It seemed in January as if fentanyl had been largely crowded out in Estonia after a long campaign by the police to reduce overdoses. But the situation is once again becoming problematic as fentanyl is slowly returning to the illegal drug market.
Urmet Tambre, Head of the North Prefecture's criminal bureau, told ERR that fentanyl is slowly returning but will not come back on the level it was a few years ago. In 2017 overdoses killed 110 people in Estonia, in 2018 there were 39.
Inna Farber, CEO of Convictus Estonia, an NGO working to provide services to people with drug addictions, said they have not seen anyone addicted to fentanyl for several months but some have now appeared.
Farber said: "We do not know for sure, we do not ask directly. But it is something that resembles fentanyl."
In 2017, large-scale dealers of fentanyl were caught in Estonia, making the availability of the dangerous opioid more sparse.
Tambre said in 2017: "After that, fentanyl has no longer been available on the market in this form. The few dealers have been left behind are being detained and it could be said that there is basically no fentanyl on the Estonian market."
He said that now most of the fentanyl market has now been taken care of, with new dealers being detained almost immediately.
When fentanyl became less available, a drug called alpha-PVP started being distributed. The drug arrived to Estonia from Russia.
Alpha-PVP has been reported to be the cause, or a significant contributory cause of death in suicides and overdoses caused by combinations of drugs.
Inna Farber said: "It is the worst narcotic substance I've ever seen. The person can not communicate whatsoever, there is no contact with the person under the influence of it. They are aggressive."
Tambre said alpha-PVP has not been discovered in Estonia yet because borders with Russia are closed and many dealers have already been caught.
Aljona Kurbatova, head of the Infectious Diseases and Drug Abuse Prevention Department of the National Institute for Health Development (TAI), said the institute saw that people who had stopped using fentanyl were looking for replacements.
Kurbatova said: "Some sought treatment but we can not say that it would have been a massive turn toward treatment. /.../ According to the users, amphetamine was used to replace fentanyl."
Tambre explained that many users try to alleviate addiction with alcohol or sedatives. "They take stronger sedatives, try to find Xanax, or use any drugs they can get their hands on - cannabis, amphetamine - in order to stimulate their body and avoid the scary cramping."
The crackdown on fentanyl can be attributed to the decrease in drug overdose deaths.
Kurbatova explained: "It is partly due to fentanyl not being available. Fentanyl was previously the main culprit for overdoses."
Data from 2015, the latest data regarding injection drugs in Estonia was collected, shows there are 8,600 users of injectable drugs in Estonia. Kurbatova does not think there is cause to think that number has increased.
Kurbatova calls it a positive that there is not a young generation of injection drug users coming on. "The average age of injectable drug users has steadily increased."
Anneli Uusküla, professor of epidemiology at the University of Tartu, said that around 50 percent of users of injection drugs are HIV-positive. In 2016, when fentanyl was widely available, 67 percent of HIV-positive persons were in treatment. In 2018, just 38 percent were in treatment.

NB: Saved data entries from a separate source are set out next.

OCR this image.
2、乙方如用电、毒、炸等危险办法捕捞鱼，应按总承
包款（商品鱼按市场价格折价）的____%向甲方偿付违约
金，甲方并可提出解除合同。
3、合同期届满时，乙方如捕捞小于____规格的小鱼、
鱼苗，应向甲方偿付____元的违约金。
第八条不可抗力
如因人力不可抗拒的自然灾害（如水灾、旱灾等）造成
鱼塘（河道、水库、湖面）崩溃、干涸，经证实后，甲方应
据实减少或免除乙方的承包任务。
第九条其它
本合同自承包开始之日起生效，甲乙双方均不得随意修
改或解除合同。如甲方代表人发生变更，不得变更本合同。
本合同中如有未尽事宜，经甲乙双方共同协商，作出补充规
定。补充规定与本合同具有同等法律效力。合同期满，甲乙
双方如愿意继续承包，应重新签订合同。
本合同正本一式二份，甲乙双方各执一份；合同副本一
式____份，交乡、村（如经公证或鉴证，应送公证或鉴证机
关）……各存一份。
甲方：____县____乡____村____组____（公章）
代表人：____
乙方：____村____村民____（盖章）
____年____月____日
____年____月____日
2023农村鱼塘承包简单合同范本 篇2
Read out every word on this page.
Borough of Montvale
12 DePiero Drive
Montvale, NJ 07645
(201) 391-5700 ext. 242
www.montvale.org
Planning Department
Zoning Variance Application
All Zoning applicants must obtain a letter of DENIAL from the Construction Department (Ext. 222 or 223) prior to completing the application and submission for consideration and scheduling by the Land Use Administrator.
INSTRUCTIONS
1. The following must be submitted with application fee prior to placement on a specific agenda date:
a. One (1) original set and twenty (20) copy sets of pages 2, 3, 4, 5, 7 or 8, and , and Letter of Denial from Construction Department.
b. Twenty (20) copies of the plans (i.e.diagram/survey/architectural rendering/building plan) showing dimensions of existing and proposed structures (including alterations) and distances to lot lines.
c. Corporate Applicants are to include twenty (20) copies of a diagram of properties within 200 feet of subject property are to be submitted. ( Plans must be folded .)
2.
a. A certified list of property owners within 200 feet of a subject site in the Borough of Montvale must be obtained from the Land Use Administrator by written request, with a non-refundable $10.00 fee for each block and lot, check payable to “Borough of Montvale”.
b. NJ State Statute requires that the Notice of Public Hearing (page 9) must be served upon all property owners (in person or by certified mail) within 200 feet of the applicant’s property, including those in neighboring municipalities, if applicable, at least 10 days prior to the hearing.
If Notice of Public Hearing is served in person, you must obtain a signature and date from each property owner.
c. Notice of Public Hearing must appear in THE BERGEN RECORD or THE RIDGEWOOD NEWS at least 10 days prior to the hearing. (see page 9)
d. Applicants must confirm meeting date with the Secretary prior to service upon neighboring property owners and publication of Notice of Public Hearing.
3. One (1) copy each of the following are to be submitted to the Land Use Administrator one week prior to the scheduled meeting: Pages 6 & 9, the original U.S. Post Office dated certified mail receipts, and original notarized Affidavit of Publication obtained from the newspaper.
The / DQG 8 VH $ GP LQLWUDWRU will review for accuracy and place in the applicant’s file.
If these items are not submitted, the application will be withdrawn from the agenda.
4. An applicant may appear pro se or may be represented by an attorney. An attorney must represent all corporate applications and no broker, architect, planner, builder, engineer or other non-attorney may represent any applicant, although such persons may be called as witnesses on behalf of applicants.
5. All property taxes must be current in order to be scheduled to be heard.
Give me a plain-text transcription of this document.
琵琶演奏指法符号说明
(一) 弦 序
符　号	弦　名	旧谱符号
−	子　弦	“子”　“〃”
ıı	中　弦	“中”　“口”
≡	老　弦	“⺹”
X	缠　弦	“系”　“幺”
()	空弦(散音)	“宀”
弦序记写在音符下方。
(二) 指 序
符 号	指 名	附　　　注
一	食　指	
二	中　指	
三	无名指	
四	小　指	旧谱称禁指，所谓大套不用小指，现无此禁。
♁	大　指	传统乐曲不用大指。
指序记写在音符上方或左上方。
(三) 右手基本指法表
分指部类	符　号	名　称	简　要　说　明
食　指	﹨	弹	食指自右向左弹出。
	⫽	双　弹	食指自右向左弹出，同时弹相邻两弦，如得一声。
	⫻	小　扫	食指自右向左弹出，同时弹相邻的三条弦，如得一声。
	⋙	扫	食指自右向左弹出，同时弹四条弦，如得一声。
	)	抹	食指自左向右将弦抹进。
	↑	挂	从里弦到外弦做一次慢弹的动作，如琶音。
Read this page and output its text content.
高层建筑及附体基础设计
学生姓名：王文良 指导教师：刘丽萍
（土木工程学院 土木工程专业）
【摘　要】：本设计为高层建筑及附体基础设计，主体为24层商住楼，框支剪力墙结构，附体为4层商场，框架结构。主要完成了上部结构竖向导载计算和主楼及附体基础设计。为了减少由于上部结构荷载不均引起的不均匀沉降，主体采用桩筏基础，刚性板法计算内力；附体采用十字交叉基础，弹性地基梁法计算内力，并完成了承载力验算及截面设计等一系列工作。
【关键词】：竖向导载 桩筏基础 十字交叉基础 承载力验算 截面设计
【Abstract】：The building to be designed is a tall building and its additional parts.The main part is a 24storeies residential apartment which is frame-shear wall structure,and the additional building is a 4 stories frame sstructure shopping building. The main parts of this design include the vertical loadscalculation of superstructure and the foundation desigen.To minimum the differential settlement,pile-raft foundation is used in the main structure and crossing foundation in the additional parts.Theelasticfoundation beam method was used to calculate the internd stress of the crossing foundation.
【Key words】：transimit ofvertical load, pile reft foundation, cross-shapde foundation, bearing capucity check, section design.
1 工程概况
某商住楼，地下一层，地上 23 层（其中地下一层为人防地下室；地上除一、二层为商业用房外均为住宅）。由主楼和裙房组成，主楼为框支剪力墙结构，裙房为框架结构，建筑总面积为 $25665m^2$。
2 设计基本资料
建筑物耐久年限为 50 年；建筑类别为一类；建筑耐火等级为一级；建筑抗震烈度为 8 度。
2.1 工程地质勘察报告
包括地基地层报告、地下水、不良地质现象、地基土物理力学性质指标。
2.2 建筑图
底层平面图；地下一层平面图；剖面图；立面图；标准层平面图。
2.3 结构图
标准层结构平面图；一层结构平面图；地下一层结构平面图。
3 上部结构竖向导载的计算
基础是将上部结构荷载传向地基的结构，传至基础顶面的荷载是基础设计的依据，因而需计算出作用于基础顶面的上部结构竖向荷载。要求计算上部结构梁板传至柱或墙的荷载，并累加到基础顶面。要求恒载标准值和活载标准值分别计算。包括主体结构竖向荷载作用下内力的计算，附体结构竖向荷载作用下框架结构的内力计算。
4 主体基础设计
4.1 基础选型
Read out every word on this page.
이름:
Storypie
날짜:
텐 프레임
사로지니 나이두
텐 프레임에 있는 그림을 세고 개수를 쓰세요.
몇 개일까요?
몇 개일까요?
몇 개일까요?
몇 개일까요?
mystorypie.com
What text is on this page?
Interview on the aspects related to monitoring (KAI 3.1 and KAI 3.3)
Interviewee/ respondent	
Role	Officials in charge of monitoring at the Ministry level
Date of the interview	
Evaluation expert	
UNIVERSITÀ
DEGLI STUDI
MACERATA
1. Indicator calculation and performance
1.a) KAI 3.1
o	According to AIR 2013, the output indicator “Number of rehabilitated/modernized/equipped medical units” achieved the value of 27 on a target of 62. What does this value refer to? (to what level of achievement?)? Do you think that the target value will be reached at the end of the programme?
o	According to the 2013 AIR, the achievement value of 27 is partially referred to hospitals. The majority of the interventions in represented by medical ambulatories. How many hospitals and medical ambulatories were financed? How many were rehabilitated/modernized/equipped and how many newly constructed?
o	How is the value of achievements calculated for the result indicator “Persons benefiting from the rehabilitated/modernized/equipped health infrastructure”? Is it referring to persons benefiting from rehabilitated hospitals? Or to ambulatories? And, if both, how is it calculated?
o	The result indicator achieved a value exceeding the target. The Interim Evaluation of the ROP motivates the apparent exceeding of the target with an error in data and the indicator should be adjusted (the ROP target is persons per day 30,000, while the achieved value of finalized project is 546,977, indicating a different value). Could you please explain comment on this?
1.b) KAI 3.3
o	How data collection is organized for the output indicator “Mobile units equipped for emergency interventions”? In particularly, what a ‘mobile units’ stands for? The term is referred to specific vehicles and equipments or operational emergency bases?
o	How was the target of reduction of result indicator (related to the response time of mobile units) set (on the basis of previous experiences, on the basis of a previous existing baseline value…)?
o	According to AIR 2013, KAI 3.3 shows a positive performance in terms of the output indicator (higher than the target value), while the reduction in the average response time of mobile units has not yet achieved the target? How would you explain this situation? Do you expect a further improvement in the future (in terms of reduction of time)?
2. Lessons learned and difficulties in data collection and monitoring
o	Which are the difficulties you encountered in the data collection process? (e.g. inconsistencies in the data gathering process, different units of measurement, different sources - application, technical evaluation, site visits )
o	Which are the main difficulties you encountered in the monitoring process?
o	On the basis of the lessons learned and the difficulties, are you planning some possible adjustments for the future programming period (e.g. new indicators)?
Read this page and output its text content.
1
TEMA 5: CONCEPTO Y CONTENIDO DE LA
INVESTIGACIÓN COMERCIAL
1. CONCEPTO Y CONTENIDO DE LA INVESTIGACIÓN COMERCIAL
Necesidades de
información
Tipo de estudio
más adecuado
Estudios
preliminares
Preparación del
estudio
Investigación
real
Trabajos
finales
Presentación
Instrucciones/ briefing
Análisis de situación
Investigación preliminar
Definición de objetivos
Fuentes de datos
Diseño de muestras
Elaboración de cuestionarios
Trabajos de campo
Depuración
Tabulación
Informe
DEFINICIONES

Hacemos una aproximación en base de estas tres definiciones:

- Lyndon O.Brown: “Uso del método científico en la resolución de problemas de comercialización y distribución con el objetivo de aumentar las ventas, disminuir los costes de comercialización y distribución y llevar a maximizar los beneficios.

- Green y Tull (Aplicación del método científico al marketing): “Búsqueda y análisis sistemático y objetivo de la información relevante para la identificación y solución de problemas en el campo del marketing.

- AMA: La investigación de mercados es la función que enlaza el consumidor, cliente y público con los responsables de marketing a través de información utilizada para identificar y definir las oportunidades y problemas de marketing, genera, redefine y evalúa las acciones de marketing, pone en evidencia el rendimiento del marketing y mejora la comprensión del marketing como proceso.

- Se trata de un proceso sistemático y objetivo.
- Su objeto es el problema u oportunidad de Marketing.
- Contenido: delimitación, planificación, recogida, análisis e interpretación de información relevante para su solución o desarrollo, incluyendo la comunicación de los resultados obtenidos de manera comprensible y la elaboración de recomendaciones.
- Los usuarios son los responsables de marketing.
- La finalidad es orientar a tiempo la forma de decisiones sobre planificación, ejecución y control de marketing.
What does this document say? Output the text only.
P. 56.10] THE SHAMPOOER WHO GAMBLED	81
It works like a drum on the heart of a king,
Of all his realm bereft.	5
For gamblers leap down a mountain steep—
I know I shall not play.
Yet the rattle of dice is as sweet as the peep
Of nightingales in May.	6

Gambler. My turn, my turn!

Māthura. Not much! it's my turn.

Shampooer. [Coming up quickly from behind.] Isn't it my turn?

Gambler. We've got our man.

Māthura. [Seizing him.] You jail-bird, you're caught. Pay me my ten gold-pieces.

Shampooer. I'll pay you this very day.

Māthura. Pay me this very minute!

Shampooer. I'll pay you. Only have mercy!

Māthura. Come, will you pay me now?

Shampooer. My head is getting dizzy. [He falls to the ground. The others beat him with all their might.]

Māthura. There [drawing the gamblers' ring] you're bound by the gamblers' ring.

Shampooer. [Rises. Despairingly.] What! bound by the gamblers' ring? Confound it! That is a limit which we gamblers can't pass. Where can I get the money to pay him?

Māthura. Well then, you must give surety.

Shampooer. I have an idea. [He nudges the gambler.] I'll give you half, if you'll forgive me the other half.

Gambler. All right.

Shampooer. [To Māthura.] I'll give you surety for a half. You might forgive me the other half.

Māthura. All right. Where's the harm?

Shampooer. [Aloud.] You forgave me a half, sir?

The amount of addicts being treated with methadone has also decreased: 28 percent of injection drug users received methadone treatment in 2016, but just 6 percent were in treatment in 2018.
Fentanyl and opioid addiction are difficult, if not impossible, to treat. Addiction treatments, however, can be of help. One of the options is methadone treatment, which allows addicts to return to a stable and normal life.
Uusküla said that imprisonment does not bring results. "If you ask an addict, they might be a 33-year old man. He's been imprisoned six times in his life. Imprisonment does not solve any problems. Our prisons are filled with people who come and go. An addict needs substitution therapy and support."